Scooter Thomas

Scooter Thomas Voreslang

It’s been awhile since we did a Voreslang, and it occurred to us this week that — like parents with children — we have invented our own language for our cat, Scooter Thomas. What follows is a primer for communicating with any feline who reads Proust.


“Be sweet.”  A command against potentially bad behavior. Usually delivered when Scooter Thomas’s ears go back and his tail begins twitching furiously. If ST chooses to obey this order, he will commonly resort to “licks” (see below). If not, he will launch a furious attempt to draw blood by piercing our skin with his incisors. 

“Climbing Mount Mew.”  The act of lying on top of us in bed. Usually the summit of Mount Mew is our back, shoulders or, occasionally, forehead. This gesture is Scooter Thomas’s way of saying, “You probably already suspect I’m on the bed with you, but I’m going to make it absolutely clear by positioning myself as close to your head as possible and purring like a train.” 

“Foods.” Anything Scooter Thomas eats, but almost exclusive IAMS Indoor Weight & Hairball Care dry food. E.g., “Why is this the third time he’s climbed Mount Mew this morning and it’s only five thirty? I bet he’s out of foods.” Note: “Foods,” while plural, applies to anything ST ingests, even if it were a single steak, Eggs Benedict, pie or beef jerky.

“A Good Spot.”  The final resting place after countless minutes of kneading, rotating and scouting any surface on which to recline. Usually occurs on a couch or bed but occasionally takes place on a carpet, coffee table, the kitchen floor or Trader Joe’s Double Wide Cat Scratcher. 

“Green Mouse.”  Scooter Thomas’s favorite toy, aside from his Kitty Hooch mouse. He likes to spend time with Green Mouse by sitting on it. This is referred to as “getting Green Mouse.” ST’s other expression of love toward Green Mouse is to stomp on it repeatedly with one of his back paws before rolling over and biting Green Mouse’s head.

“Kitten Loaf.”  A polite expression alluding to ST’s girth. E.g., upon spotting Scooter Thomas sprawled out on the bed, “Oh my. It appears we have some Kitten Loaf fresh out of the oven.” This is a slight variation on “Turkey Mew” (below) — both amplify the resemblance of ST’s torso to any dense, substantive food product.

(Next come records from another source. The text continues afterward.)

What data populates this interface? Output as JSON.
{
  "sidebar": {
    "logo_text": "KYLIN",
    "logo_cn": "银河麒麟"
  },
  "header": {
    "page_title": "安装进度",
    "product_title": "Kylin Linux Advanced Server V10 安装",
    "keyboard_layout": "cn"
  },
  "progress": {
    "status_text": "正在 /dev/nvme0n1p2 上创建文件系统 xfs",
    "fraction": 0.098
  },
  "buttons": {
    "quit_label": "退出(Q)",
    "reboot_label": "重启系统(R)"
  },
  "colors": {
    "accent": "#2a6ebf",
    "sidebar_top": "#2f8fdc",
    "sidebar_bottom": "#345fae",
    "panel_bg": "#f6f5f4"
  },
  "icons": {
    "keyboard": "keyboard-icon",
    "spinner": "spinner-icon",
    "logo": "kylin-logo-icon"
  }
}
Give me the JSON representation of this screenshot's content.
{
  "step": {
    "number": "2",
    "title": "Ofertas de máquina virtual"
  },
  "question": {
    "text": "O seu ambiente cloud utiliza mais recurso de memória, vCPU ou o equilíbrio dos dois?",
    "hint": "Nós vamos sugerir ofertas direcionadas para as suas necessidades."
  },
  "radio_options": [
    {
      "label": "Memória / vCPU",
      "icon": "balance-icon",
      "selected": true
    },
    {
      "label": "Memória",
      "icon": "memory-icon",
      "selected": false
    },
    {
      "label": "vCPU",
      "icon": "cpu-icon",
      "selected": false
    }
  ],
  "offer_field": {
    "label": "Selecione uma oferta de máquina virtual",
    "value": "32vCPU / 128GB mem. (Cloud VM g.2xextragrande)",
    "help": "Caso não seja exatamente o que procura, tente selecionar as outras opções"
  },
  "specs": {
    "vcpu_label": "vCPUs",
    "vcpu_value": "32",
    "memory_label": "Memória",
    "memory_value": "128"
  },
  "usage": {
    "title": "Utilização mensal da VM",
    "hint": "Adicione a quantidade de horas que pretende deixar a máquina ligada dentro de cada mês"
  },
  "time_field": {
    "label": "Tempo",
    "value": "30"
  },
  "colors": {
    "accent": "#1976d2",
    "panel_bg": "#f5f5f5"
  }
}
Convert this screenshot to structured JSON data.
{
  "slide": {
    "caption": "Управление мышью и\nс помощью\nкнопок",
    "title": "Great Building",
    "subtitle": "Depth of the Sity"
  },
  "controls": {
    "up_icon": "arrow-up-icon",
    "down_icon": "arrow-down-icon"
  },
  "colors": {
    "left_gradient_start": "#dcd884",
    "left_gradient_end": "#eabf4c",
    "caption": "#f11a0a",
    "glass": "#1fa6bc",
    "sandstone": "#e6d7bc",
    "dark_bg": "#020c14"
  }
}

“Licks.”  ST’s gesture of apology for not “being sweet.” After latching on to our forearm, for example, we ask if he will give us some licks. He almost always complies, unless he exhales a short, quick burst of air and then bolts away, presumably to plot the eight locations at which he will soon vomit.

“Mr. Mew” (pronounced “Mee-yoo”), “Mr. Bew” ( “Bee-yo0”), “Mr. Shmew,” “Mewey Mew,” “Mew Buttons,” “McMewber” (rhymes with “McGruber”), “Sweet Boy,” “Sweet Mew” (or “Sweet-lovin’ Mew”), and “Kittens.”  All nicknames. We rarely address Scooter Thomas by his proper name. “Kittens,” while plural, refers to the singular ST. We also — but only in the sweetest, most cooing voice possible — sometimes call him “Assface” to amuse ourselves. 

“Mr. Owl.”  Scooter Thomas’s nickname when he flattens his ears and looks perturbed. A fun game we play involves commentating on ST’s animal classification when he repeatedly flattens and unflattens his ears in a short period of time. This game is informally referred to as “Owl, Kitten, Owl,” and can go on for as long as five minutes.

“So bad.”  The most common descriptor for Scooter Thomas’s behavior at any given moment. E.g., “I’ll be home tonight at 7. What are you and The Mew up to until then?” “Well, Kittens is being so bad.” “What else is new?” The “so” is important as it differentiates basic misconduct from full-blown malfeasance. It is usually pronounced “so” rather than merely “so.”

“Turkey Mew.”  The resting position in which Scooter Thomas resembles — in position and girth — a Butterball turkey. This position is on his stomach with the front paws tucked underneath his chest and his shoulder blades and rear haunches resembling, respectively, wings and legs. (See here for an approximation of what this looks like. It will help if you visually substitute a cat’s head.)


One thought on “Scooter Thomas Voreslang

  1. I resent being compared to a Butterball turkey. Or being addressed like a twelve month old. My owners are idiots.